Can Les Miles' LSU Tigers knock off Nick Saban's Alabama Crimson Tide on Saturday?
To no one’s surprise, Alabama once again took the No. 1 spot in the Week 10 BCS standings following a 38-7 statement victory over Mississippi State on Saturday.
The Tide are now 8-0 and starting to gain an aura of invincibility, as the team heads into the final stretch of the season.
There are just four more regular season games, and then of course the SEC title game, that stand between Nick Saban’s squad and a return trip to the BCS championship game.
So is there any team that could possibly knock off Alabama?
Here’s a look at the odds that each of the remaining opponents have of actually beating the top-ranked Tide.
This game doesn't have nearly the same build up as last year's "Game of the Century" due to the fact that LSU already lost to Florida. Still, these are clearly two of the most talented teams in the country, and this game has the ingredients to be much more entertaining than last year's 9-6 defensive battle.
The last time Alabama visited Baton Rouge back in 2010, the Tide was handed a 24-21 loss. But it won't be easy for the Tigers to replicate that success again on Saturday.
QB Zach Mettenberger has not been as good as advertised this season, and the LSU defense seems to have lost some of its special swagger from last season.
Still, Les Miles' team has a ton of athletic playmakers on both sides of the ball. Plus, night games in Death Valley are always tough for visiting opponents.
The Tigers may be 10-point underdogs, but they've definitely got a shot to win if Mettenberger can show some poise and the defense can play up to its potential.

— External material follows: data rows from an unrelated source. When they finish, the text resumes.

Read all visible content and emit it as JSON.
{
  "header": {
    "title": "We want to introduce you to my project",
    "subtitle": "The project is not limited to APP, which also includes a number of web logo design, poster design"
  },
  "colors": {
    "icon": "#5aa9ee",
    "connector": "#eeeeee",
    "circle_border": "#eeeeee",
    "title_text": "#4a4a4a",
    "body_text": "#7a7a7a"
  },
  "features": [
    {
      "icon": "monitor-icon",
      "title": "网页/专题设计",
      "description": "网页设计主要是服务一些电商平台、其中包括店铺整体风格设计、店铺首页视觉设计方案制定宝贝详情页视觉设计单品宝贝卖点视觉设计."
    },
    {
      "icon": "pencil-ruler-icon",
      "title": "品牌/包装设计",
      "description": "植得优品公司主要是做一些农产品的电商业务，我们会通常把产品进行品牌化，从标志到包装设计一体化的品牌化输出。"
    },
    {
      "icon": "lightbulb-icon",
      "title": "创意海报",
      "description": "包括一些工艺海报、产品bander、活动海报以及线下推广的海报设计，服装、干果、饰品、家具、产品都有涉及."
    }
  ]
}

Texas A&M has one of the most exciting and electric dual-threat quarterbacks in the country, freshman Johnny Manziel, leading its offense.
Manziel caused a lot of problems for Florida's defense back in Week 2, and he's gotten even better since then.
Alabama's defense could have trouble matching up with Manziel, who is protected by two of the best offensive tackles in the country, Luke Joeckel and Jake Matthews. However, it ultimately just doesn't seem like the Aggies will be able to go into Tuscaloosa and come away with a victory.
Western Carolina is the one FCS opponent on Alabama's schedule this season. The Catamounts have accumulated a record of 1-8 so far, but in all fairness, they have played a pretty tough schedule in the Southern Conference.
The last time these two teams met was in 2007, a game in which the Tide won 52-6.
If Western Carolina can keep this game within 40 points, it should consider that a huge victory.
If Alabama's bus makes it to the stadium on Nov. 17, the Catamounts have no chance of winning. You never know, though, there's always a chance that the Tide could have to forfeit for unforeseen reasons.
Given that Auburn is 1-7 and already knocked out of postseason contention, the Tigers will come into the Iron Bowl with nothing to lose, and all of the pressure will be on Alabama.
Still, it likely won't make a difference.
Auburn has been terrible on offense this season, averaging just 16 points and 284 yards per game, and the defense hasn't been much better.
Unless the Tigers can find a way to reinstate Cam Newton, it would be generous to even call them a long shot in this game.
If Alabama survives the regular season and finishes 12-0, the Tide will be rewarded with a chance to battle a top-10 team out of the SEC East.
Right now, it looks like Georgia has the best shot to square off with Nick Saban's squad in Atlanta on Dec. 1.
The Bulldogs have overcome a devastating blowout loss to South Carolina in Week 7, and now after a huge victory over Florida on Saturday, they are now 7-1.
QB Aaron Murray is a savvy veteran signal-caller who is joined in the backfield by one of the best freshmen in the country, RB Todd Gurley. The Bulldogs defense is led by All-American-caliber LB Jarvis Jones and future first-round NFL draft pick NT John Jenkins.
Georgia definitely has enough talented pieces on both sides of the ball to potentially give the Tide some trouble. But ultimately, Alabama would just wear down Georgia in the trenches, just like LSU did to the Bulldogs in the second half of last year's SEC championship game.
Another potential opponent that Alabama could face in the SEC championship game is Florida. The Gators may have lost to Georgia on Saturday, but they are still technically alive in the East Division.
Florida has one of the most physical and talented defenses in the country. The problem is, the offense is rather one-dimensional.
If Alabama plays Florida in the conference championship game, Nick Saban and Kirby Smart would simply focus on shutting down RB Mike Gillislee and forcing QB Jeff Driskel to win the game with his arm.
Driskel's not a bad passer, but it's doubtful that he could create enough plays through the air to beat Alabama.